Homes nationwide are expected to gain almost $1.9 trillion in cumulative value in 2013 – the second consecutive annual gain and the largest since 2005 – according to the analysis of Zillow Real Estate Market Reports.
According to the report, the overall value of all homes in the U.S. at the end of 2013 is expected to be approximately $25.7 trillion, which is up 7.9% from the end of 2012. Last year, cumulative home values rose 3.9% from 2011.
The gain in cumulative home values is the second annual gain in a row, after home values fell every year from 2007 through 2011, says Zillow. Between 2007 and 2011, the total value of the U.S. housing stock fell by $6.3 trillion. Over the past two years, U.S. homes have gained back $2.8 trillion, or about 44% of the total value lost during the recession, according to the data.
‘In 2013, the housing market continued to build on the positive momentum that began in 2012, after the housing market bottomed. Low mortgage rates and an improving economy helped bring buyers into the market, boosting demand and driving prices up,’ says Stan Humphries, chief economist for Zillow.

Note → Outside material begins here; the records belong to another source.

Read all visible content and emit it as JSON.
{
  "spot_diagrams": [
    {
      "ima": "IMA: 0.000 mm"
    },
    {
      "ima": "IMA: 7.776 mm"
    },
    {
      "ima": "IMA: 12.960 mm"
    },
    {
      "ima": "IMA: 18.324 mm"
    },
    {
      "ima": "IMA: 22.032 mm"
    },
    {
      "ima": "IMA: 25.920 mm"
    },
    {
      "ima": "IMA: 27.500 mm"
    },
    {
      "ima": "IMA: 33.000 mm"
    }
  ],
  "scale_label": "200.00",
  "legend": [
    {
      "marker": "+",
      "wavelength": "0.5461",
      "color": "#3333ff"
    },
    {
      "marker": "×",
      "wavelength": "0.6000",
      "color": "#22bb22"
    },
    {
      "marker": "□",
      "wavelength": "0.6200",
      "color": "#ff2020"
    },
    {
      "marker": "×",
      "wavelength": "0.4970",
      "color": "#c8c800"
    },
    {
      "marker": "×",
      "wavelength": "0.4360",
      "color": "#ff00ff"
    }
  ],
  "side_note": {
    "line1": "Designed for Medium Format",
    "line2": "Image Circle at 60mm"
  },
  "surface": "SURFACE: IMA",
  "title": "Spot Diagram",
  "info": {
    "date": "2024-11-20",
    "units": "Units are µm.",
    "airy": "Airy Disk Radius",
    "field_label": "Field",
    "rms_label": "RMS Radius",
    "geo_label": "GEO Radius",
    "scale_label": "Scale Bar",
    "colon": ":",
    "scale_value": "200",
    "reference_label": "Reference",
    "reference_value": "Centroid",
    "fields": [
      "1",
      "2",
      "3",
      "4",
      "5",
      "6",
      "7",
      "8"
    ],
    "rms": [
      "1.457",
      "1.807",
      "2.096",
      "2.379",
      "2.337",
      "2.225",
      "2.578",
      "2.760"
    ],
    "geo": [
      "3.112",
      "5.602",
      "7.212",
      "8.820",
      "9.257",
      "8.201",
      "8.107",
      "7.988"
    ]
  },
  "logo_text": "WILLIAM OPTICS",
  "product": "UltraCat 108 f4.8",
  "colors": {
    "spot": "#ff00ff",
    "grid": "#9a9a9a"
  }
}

Almost 90% of the 485 total metro areas analyzed nationwide experienced home value gains in 2013, according to the report. Of the 30 largest metros, those with the largest gains in overall value as measured by total dollar volume include Los Angeles ($323.1 billion), San Francisco ($159.2 billion), New York ($123.1 billion), Miami ($83.3 billion) and San Diego ($71.5 billion).
‘We expect these gains to continue into next year, though at a slower pace," Humphries continues. The housing market is transitioning away from the robust bounce off the bottom we've been seeing, toward a more sustainable, healthier market. This will result in annual appreciation closer to historic norms of between three percent and five percent.’